#4 Abençoados ecrãs

Ana,

Já não posso com as queixas contra os “ecrãs”. Sejam psis encartados ou meros aprendizes de feiticeiros, não se calam com a profecia de que os telemóveis estão a transformar os miúdos em monstros.

Depois de uns dias com netos divertidos e bem-dispostos, rápidos nas respostas e cheios de sentido de humor, pergunto-me se não andam todos a colocar o foco somente nas coisas negativas. As crianças e os adolescentes têm problemas? Simples que sim. Não temos todos? Mas reduzi-los aos problemas é que é um disparate.

Eu cá fiquei muito grata aos ecrãs

Viram filmes, fizeram TikToks mega criativos, consultaram receitas para fazer bolos deliciosos e aprenderam a pintar melhor com aguarelas, graças a uns filmezinhos quaisquer do YouTube. E, evidentemente, também jogaram jogos para descontrair a cabeça e editaram fotografias para ficarem mais bonitos nas redes sociais, mas de caminho “profissionalizaram” as minhas e aquilo exige arte e originalidade que lhes vai servir para tudo na vida.


Querida Mãe,

Ámen! Eu que o diga: só estou cá a responder à sua birra porque eles estão a ver um filme na sala. Estou segura de que há mesmo um problema de excesso de ecrãs, mas sinceramente parece-me que é tudo menos uma questão infanto-juvenil. Estamos todos hiperviciados no telefone. Sou a única que, à noite, e apesar de enxurrada de sono, continua a ver coisas inúteis, com dificuldade em largar o telefone?

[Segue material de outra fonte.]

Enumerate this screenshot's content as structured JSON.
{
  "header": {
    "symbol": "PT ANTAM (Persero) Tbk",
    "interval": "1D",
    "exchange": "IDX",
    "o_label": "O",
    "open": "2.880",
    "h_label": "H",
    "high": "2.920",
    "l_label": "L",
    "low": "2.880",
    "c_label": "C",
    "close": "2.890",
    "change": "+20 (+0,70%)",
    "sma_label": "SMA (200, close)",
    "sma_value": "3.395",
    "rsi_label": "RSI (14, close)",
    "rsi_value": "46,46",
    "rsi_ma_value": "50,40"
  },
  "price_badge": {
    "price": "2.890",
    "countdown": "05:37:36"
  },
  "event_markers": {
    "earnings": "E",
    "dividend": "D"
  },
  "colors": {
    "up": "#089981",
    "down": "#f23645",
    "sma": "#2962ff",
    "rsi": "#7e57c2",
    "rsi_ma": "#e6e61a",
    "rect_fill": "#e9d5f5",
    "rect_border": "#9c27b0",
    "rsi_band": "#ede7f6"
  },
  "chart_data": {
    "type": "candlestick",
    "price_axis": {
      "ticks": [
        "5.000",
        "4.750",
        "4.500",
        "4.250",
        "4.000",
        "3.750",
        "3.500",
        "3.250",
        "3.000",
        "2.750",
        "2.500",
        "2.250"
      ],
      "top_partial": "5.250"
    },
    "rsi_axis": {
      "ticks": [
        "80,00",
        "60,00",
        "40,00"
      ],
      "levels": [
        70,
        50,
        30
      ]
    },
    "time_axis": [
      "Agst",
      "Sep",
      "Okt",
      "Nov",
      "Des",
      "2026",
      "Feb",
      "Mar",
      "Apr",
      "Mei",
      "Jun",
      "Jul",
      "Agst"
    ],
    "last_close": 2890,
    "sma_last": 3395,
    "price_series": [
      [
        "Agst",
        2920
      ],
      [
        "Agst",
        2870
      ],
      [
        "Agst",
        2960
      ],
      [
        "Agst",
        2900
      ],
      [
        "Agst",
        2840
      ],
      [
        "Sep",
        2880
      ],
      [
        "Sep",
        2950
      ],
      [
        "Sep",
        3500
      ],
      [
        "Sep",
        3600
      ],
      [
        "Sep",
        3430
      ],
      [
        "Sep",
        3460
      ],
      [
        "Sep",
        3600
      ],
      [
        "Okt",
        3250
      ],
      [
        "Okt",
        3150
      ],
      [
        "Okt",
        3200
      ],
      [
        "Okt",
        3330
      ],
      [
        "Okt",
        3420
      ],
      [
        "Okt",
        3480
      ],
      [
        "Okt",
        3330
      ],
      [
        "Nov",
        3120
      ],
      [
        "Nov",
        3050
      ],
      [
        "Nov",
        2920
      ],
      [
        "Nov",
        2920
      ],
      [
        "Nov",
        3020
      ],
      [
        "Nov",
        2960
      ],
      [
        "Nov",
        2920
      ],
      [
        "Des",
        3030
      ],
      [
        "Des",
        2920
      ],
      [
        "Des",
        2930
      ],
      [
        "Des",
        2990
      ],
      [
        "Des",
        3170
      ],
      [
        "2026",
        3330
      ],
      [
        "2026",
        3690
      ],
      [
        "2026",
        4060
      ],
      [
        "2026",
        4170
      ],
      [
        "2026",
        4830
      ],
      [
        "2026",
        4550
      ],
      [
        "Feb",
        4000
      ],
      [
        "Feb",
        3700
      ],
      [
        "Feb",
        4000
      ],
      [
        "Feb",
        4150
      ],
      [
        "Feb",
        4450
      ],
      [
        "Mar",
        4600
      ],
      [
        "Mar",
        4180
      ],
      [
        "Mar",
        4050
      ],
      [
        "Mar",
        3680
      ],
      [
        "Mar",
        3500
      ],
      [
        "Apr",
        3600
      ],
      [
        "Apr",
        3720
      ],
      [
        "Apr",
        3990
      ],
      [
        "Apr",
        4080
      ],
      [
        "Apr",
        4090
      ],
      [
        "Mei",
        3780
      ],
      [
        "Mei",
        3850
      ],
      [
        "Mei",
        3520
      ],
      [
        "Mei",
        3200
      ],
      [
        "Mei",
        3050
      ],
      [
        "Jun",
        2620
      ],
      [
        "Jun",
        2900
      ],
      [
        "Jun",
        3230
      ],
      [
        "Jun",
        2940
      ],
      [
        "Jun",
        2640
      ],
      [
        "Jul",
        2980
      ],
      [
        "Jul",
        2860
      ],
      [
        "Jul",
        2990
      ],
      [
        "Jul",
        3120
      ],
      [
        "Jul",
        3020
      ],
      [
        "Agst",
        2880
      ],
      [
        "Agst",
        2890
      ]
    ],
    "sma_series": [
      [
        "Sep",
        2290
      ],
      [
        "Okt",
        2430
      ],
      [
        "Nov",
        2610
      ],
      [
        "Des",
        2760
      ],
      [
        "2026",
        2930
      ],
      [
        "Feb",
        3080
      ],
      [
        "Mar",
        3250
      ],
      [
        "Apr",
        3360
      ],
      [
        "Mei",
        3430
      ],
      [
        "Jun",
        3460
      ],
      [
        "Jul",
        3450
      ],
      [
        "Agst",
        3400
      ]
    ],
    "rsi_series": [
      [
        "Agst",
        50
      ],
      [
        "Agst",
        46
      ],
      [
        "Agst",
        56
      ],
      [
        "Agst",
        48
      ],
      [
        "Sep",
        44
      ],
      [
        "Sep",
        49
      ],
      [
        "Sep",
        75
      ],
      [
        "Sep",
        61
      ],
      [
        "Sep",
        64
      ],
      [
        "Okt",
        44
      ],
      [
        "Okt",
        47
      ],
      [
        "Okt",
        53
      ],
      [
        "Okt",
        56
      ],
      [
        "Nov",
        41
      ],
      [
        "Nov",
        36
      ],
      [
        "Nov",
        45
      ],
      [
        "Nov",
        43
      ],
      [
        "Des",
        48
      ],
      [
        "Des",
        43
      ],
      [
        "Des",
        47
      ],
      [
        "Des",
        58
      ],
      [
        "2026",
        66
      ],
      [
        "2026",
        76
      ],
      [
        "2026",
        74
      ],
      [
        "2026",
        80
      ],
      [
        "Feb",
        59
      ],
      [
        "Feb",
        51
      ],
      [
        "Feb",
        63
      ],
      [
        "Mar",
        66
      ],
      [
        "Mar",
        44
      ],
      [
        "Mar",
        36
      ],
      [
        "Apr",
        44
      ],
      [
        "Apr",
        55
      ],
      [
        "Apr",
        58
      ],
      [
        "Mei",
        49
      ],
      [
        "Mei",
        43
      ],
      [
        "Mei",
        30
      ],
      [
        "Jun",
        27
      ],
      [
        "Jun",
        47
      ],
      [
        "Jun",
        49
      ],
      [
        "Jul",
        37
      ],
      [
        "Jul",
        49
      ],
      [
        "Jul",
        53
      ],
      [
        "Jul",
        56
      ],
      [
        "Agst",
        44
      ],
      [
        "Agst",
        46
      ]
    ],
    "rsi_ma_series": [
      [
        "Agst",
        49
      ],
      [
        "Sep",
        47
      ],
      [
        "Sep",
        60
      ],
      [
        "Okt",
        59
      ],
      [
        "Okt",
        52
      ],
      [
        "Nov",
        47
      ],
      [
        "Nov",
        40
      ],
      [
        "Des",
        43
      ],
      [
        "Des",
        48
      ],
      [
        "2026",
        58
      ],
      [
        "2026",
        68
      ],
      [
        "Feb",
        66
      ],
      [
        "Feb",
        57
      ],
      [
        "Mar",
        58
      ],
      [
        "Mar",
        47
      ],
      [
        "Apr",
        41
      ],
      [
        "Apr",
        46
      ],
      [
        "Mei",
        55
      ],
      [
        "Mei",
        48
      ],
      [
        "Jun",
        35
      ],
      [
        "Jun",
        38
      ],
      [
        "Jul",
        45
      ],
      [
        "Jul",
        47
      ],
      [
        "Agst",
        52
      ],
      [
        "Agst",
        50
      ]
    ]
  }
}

E que, quando finalmente o faz, no momento em que pousa a cabeça na almofada, pensa “Que ESTÚPIDA, porque é que não fiz isto mais cedo?”. A única que mal chega a uma fileira, no supermercado ou na secretaria de finanças, começa imediatamente à procura do telemóvel porque não consegue tolerar cinco minutos de agastamento?

Mãe, sejamos honestos e tentemos aprender a gerir isto em nós próprios, primeiro, porque nos fará muito e, segundo, porque um sermão não-hipócrita é capaz de ser mais eficiente!


O Birras de Mãe, uma avó/mãe (e também sogra) e uma mãe/filha, logo de quatro filhos, separadas pela quarentena, começaram a escrever-se diariamente, para falar dos medos, irritações, perplexidade, raivas, mal-entendidos, mas também da sensação de perfeita irmandade que — ocasionalmente! — as invade. E, pretérito o confinamento, perceberam que não queriam perder nascente meio de notícia, na esperança de que quem as leia, mãe ou avó, sinta que é de si que falam. Agora, ao longo do Verão, deixam curtos avisos que não são de desprezar. Facebook e Instagram.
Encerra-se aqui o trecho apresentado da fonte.